Survey on Knowledge, Attitudes, and Training Needs of Italian Residents on Genetic Tests for Hereditary Breast and Colorectal Cancer

1Section of Hygiene, Department of Public Health, Institute of Public Health, Università Cattolica del Sacro Cuore, Largo F. Vito 1, 00168 Rome, Italy
2University Clinical-Hospital Center “Dr. Dragisa Misovic-Dedinje”, Milana Tepica 1, 11000 Belgrade, Serbia
3Department of Public Health and Infectious Diseases, Sapienza University of Rome, Piazzale Aldo Moro 5, 00185 Rome, Italy
4IRCCS San Raffaele Pisana, Via della Pisana 235, 00163 Rome, Italy

Received 27 January 2014; Revised 27 May 2014; Accepted 2 June 2014; Published 23 June 2014

Academic Editor: Paolo Boffetta

Copyright © 2014 Nikola Panic et al. This is an open access article distributed under the Creative Commons Attribution License, which permits unrestricted use, distribution, and reproduction in any medium, provided the original work is properly cited.

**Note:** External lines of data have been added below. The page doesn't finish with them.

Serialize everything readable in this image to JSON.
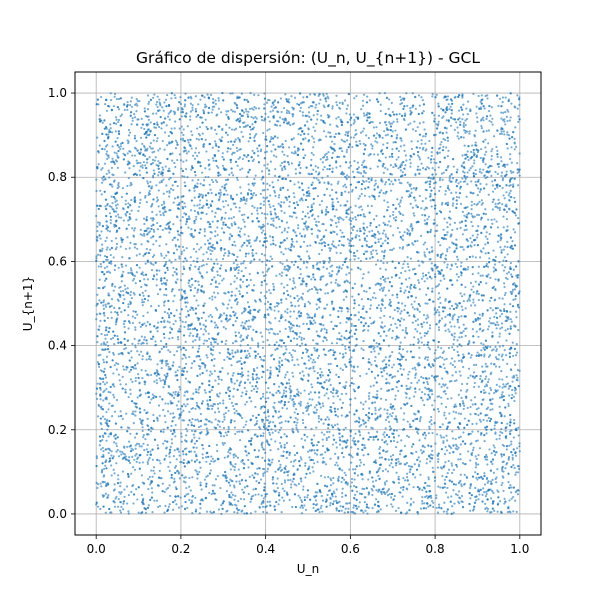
{
  "chart_data": {
    "type": "scatter",
    "title": "Gráfico de dispersión: (U_n, U_{n+1}) - GCL",
    "xlabel": "U_n",
    "ylabel": "U_{n+1}",
    "xlim": [
      -0.05,
      1.05
    ],
    "ylim": [
      -0.05,
      1.05
    ],
    "xticks": [
      "0.0",
      "0.2",
      "0.4",
      "0.6",
      "0.8",
      "1.0"
    ],
    "yticks": [
      "0.0",
      "0.2",
      "0.4",
      "0.6",
      "0.8",
      "1.0"
    ],
    "grid": true,
    "point_color": "#1f77b4",
    "point_count": 10000,
    "point_distribution": "uniform over [0,1] x [0,1]",
    "series": [
      {
        "values_sample": [
          [
            0.031,
            0.912
          ],
          [
            0.118,
            0.447
          ],
          [
            0.254,
            0.873
          ],
          [
            0.377,
            0.135
          ],
          [
            0.462,
            0.598
          ],
          [
            0.519,
            0.021
          ],
          [
            0.604,
            0.766
          ],
          [
            0.688,
            0.312
          ],
          [
            0.745,
            0.954
          ],
          [
            0.823,
            0.489
          ],
          [
            0.897,
            0.173
          ],
          [
            0.962,
            0.681
          ],
          [
            0.085,
            0.238
          ],
          [
            0.192,
            0.705
          ],
          [
            0.311,
            0.392
          ],
          [
            0.436,
            0.987
          ],
          [
            0.553,
            0.254
          ],
          [
            0.671,
            0.543
          ],
          [
            0.782,
            0.067
          ],
          [
            0.914,
            0.836
          ]
        ]
      }
    ]
  }
}
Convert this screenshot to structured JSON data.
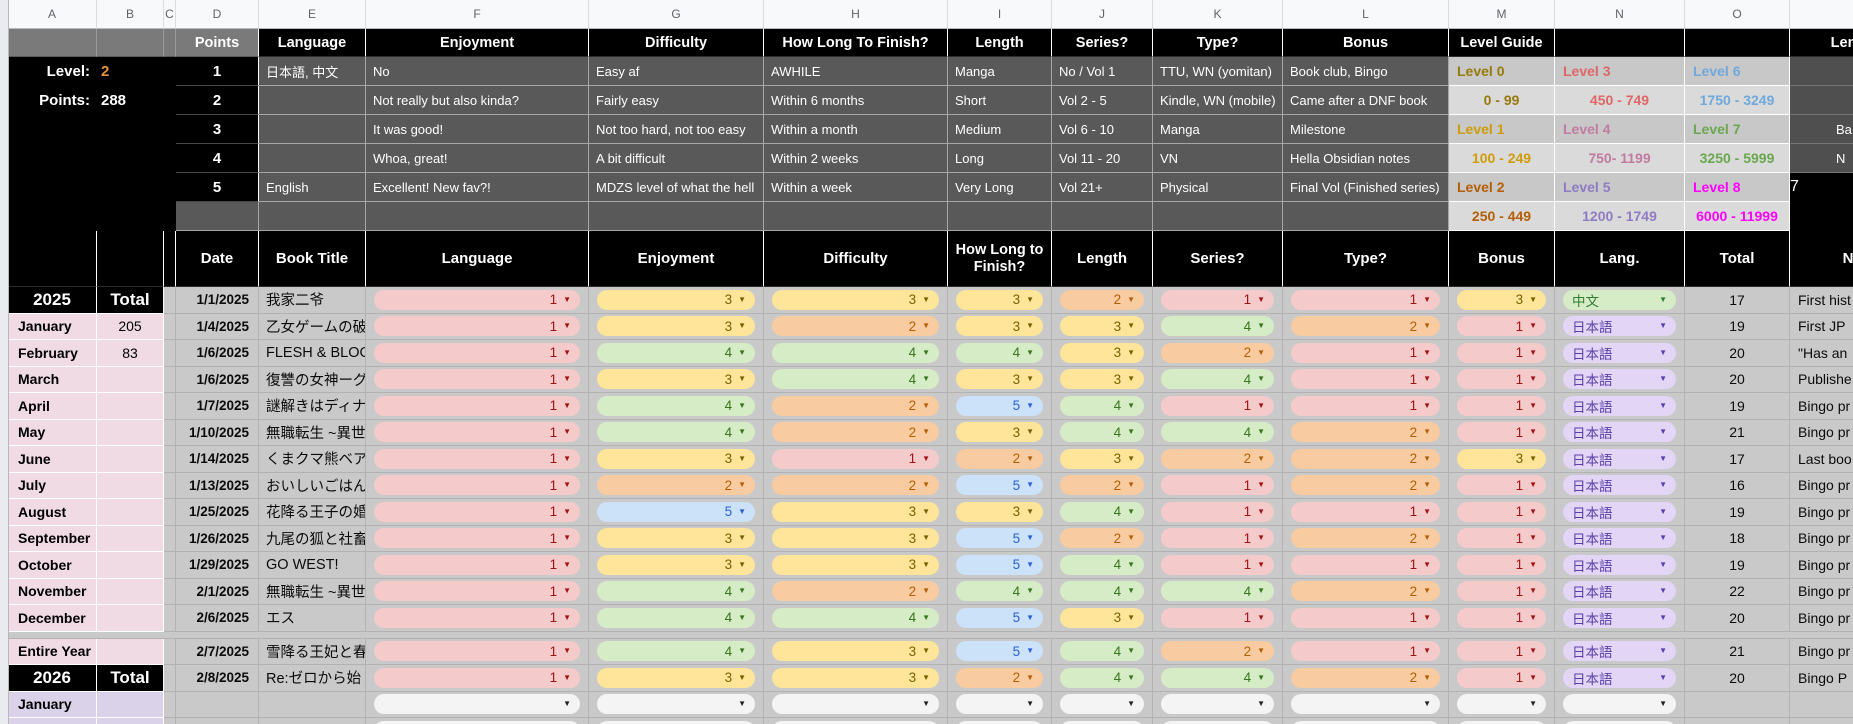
{
  "colors": {
    "pill_1": "#f5caca",
    "pill_1_text": "#a01414",
    "pill_2": "#f8cba0",
    "pill_2_text": "#b45f06",
    "pill_3": "#ffe599",
    "pill_3_text": "#7a6000",
    "pill_4": "#d6ecc6",
    "pill_4_text": "#38761d",
    "pill_5": "#cbe2f8",
    "pill_5_text": "#2b5fd3",
    "lang_jp_pill": "#e3d5f6",
    "lang_jp_text": "#5b3fa8",
    "lang_zh_pill": "#d6ecc6",
    "lang_zh_text": "#2f7d33",
    "sidebar_2025": "#f0dbe5",
    "sidebar_2026": "#d9d2e9",
    "legend_bg": "#595959",
    "header_bg": "#000000",
    "data_bg": "#c9c9c9",
    "level_value_accent": "#e69138"
  },
  "column_letters": [
    "A",
    "B",
    "C",
    "D",
    "E",
    "F",
    "G",
    "H",
    "I",
    "J",
    "K",
    "L",
    "M",
    "N",
    "O",
    ""
  ],
  "stats": {
    "level_label": "Level:",
    "level_value": "2",
    "points_label": "Points:",
    "points_value": "288"
  },
  "legend": {
    "points_header": "Points",
    "column_headers": [
      "Language",
      "Enjoyment",
      "Difficulty",
      "How Long To Finish?",
      "Length",
      "Series?",
      "Type?",
      "Bonus"
    ],
    "rows": [
      {
        "points": "1",
        "language": "日本語, 中文",
        "enjoyment": "No",
        "difficulty": "Easy af",
        "how_long": "AWHILE",
        "length": "Manga",
        "series": "No / Vol 1",
        "type": "TTU, WN (yomitan)",
        "bonus": "Book club, Bingo"
      },
      {
        "points": "2",
        "language": "",
        "enjoyment": "Not really but also kinda?",
        "difficulty": "Fairly easy",
        "how_long": "Within 6 months",
        "length": "Short",
        "series": "Vol 2 - 5",
        "type": "Kindle, WN (mobile)",
        "bonus": "Came after a DNF book"
      },
      {
        "points": "3",
        "language": "",
        "enjoyment": "It was good!",
        "difficulty": "Not too hard, not too easy",
        "how_long": "Within a month",
        "length": "Medium",
        "series": "Vol 6 - 10",
        "type": "Manga",
        "bonus": "Milestone"
      },
      {
        "points": "4",
        "language": "",
        "enjoyment": "Whoa, great!",
        "difficulty": "A bit difficult",
        "how_long": "Within 2 weeks",
        "length": "Long",
        "series": "Vol 11 - 20",
        "type": "VN",
        "bonus": "Hella Obsidian notes"
      },
      {
        "points": "5",
        "language": "English",
        "enjoyment": "Excellent! New fav?!",
        "difficulty": "MDZS level of what the hell",
        "how_long": "Within a week",
        "length": "Very Long",
        "series": "Vol 21+",
        "type": "Physical",
        "bonus": "Final Vol (Finished series)"
      }
    ]
  },
  "level_guide": {
    "title": "Level Guide",
    "levels": [
      {
        "label": "Level 0",
        "range": "0 - 99",
        "color": "#98790b"
      },
      {
        "label": "Level 1",
        "range": "100 - 249",
        "color": "#cf9b08"
      },
      {
        "label": "Level 2",
        "range": "250 - 449",
        "color": "#b45f06"
      },
      {
        "label": "Level 3",
        "range": "450 - 749",
        "color": "#e06666"
      },
      {
        "label": "Level 4",
        "range": "750- 1199",
        "color": "#c27ba0"
      },
      {
        "label": "Level 5",
        "range": "1200 - 1749",
        "color": "#8e7cc3"
      },
      {
        "label": "Level 6",
        "range": "1750 - 3249",
        "color": "#6fa8dc"
      },
      {
        "label": "Level 7",
        "range": "3250 - 5999",
        "color": "#6aa84f"
      },
      {
        "label": "Level 8",
        "range": "6000 - 11999",
        "color": "#ff00ff"
      }
    ]
  },
  "right_edge_table": {
    "header_fragment": "Leng",
    "value_fragments": [
      "",
      "Ba",
      "N",
      "7",
      ""
    ]
  },
  "main_table": {
    "headers": {
      "date": "Date",
      "title": "Book Title",
      "language": "Language",
      "enjoyment": "Enjoyment",
      "difficulty": "Difficulty",
      "how_long": "How Long to Finish?",
      "length": "Length",
      "series": "Series?",
      "type": "Type?",
      "bonus": "Bonus",
      "lang": "Lang.",
      "total": "Total",
      "notes": "N"
    },
    "books": [
      {
        "date": "1/1/2025",
        "title": "我家二爷",
        "scores": [
          1,
          3,
          3,
          3,
          2,
          1,
          1,
          3
        ],
        "lang": "中文",
        "total": "17",
        "note": "First hist"
      },
      {
        "date": "1/4/2025",
        "title": "乙女ゲームの破",
        "scores": [
          1,
          3,
          2,
          3,
          3,
          4,
          2,
          1
        ],
        "lang": "日本語",
        "total": "19",
        "note": "First JP"
      },
      {
        "date": "1/6/2025",
        "title": "FLESH & BLOO",
        "scores": [
          1,
          4,
          4,
          4,
          3,
          2,
          1,
          1
        ],
        "lang": "日本語",
        "total": "20",
        "note": "\"Has an"
      },
      {
        "date": "1/6/2025",
        "title": "復讐の女神ーグ",
        "scores": [
          1,
          3,
          4,
          3,
          3,
          4,
          1,
          1
        ],
        "lang": "日本語",
        "total": "20",
        "note": "Publishe"
      },
      {
        "date": "1/7/2025",
        "title": "謎解きはディナ",
        "scores": [
          1,
          4,
          2,
          5,
          4,
          1,
          1,
          1
        ],
        "lang": "日本語",
        "total": "19",
        "note": "Bingo pr"
      },
      {
        "date": "1/10/2025",
        "title": "無職転生 ~異世",
        "scores": [
          1,
          4,
          2,
          3,
          4,
          4,
          2,
          1
        ],
        "lang": "日本語",
        "total": "21",
        "note": "Bingo pr"
      },
      {
        "date": "1/14/2025",
        "title": "くまクマ熊ベア",
        "scores": [
          1,
          3,
          1,
          2,
          3,
          2,
          2,
          3
        ],
        "lang": "日本語",
        "total": "17",
        "note": "Last boo"
      },
      {
        "date": "1/13/2025",
        "title": "おいしいごはん",
        "scores": [
          1,
          2,
          2,
          5,
          2,
          1,
          2,
          1
        ],
        "lang": "日本語",
        "total": "16",
        "note": "Bingo pr"
      },
      {
        "date": "1/25/2025",
        "title": "花降る王子の婚",
        "scores": [
          1,
          5,
          3,
          3,
          4,
          1,
          1,
          1
        ],
        "lang": "日本語",
        "total": "19",
        "note": "Bingo pr"
      },
      {
        "date": "1/26/2025",
        "title": "九尾の狐と社畜",
        "scores": [
          1,
          3,
          3,
          5,
          2,
          1,
          2,
          1
        ],
        "lang": "日本語",
        "total": "18",
        "note": "Bingo pr"
      },
      {
        "date": "1/29/2025",
        "title": "GO WEST!",
        "scores": [
          1,
          3,
          3,
          5,
          4,
          1,
          1,
          1
        ],
        "lang": "日本語",
        "total": "19",
        "note": "Bingo pr"
      },
      {
        "date": "2/1/2025",
        "title": "無職転生 ~異世",
        "scores": [
          1,
          4,
          2,
          4,
          4,
          4,
          2,
          1
        ],
        "lang": "日本語",
        "total": "22",
        "note": "Bingo pr"
      },
      {
        "date": "2/6/2025",
        "title": "エス",
        "scores": [
          1,
          4,
          4,
          5,
          3,
          1,
          1,
          1
        ],
        "lang": "日本語",
        "total": "20",
        "note": "Bingo pr"
      },
      {
        "date": "2/7/2025",
        "title": "雪降る王妃と春",
        "scores": [
          1,
          4,
          3,
          5,
          4,
          2,
          1,
          1
        ],
        "lang": "日本語",
        "total": "21",
        "note": "Bingo pr"
      },
      {
        "date": "2/8/2025",
        "title": "Re:ゼロから始",
        "scores": [
          1,
          3,
          3,
          2,
          4,
          4,
          2,
          1
        ],
        "lang": "日本語",
        "total": "20",
        "note": "Bingo P"
      }
    ],
    "empty_row_count": 2
  },
  "sidebar": {
    "year_2025": {
      "year": "2025",
      "total_label": "Total",
      "months": [
        {
          "name": "January",
          "total": "205"
        },
        {
          "name": "February",
          "total": "83"
        },
        {
          "name": "March",
          "total": ""
        },
        {
          "name": "April",
          "total": ""
        },
        {
          "name": "May",
          "total": ""
        },
        {
          "name": "June",
          "total": ""
        },
        {
          "name": "July",
          "total": ""
        },
        {
          "name": "August",
          "total": ""
        },
        {
          "name": "September",
          "total": ""
        },
        {
          "name": "October",
          "total": ""
        },
        {
          "name": "November",
          "total": ""
        },
        {
          "name": "December",
          "total": ""
        },
        {
          "name": "Entire Year",
          "total": ""
        }
      ]
    },
    "year_2026": {
      "year": "2026",
      "total_label": "Total",
      "months": [
        {
          "name": "January",
          "total": ""
        },
        {
          "name": "February",
          "total": ""
        }
      ]
    }
  }
}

Objectives. The aim of the study was to assess knowledge and attitudes of medical residents working in Università Cattolica del Sacro Cuore, Rome, Italy, on genetic tests for breast and colorectal cancer. Methods. We distributed self-administered questionnaire to the residents. Logistic regression models were used to evaluate the determinants of knowledge and attitudes towards the tests. Results. Of 754 residents, 364 filled in questionnaire. Around 70% and 20% answered correctly >80% of questions on breast and colorectal cancer tests, respectively. Knowledge on tests for breast cancer was higher among residents who attended course on cancer genetic testing during graduate training (odds ratio (OR): 1.72; 95% confidence interval (CI): 1.05–2.82) and inversely associated with male gender (OR: 0.55; 95% CI: 0.35–0.87). As for colorectal cancer, residents were more knowledgeable if they attended courses on cancer genetic testing (OR: 2.08; 95% CI: 1.07–4.03) or postgraduate training courses in epidemiology and evidence-based medicine (OR: 1.95; 95% CI: 1.03–3.69). More than 70% asked for the additional training on the genetic tests for cancer during the specialization school. Conclusion. The knowledge of Italian residents on genetic tests for colorectal cancer appears to be insufficient. There is a need for additional training in this field.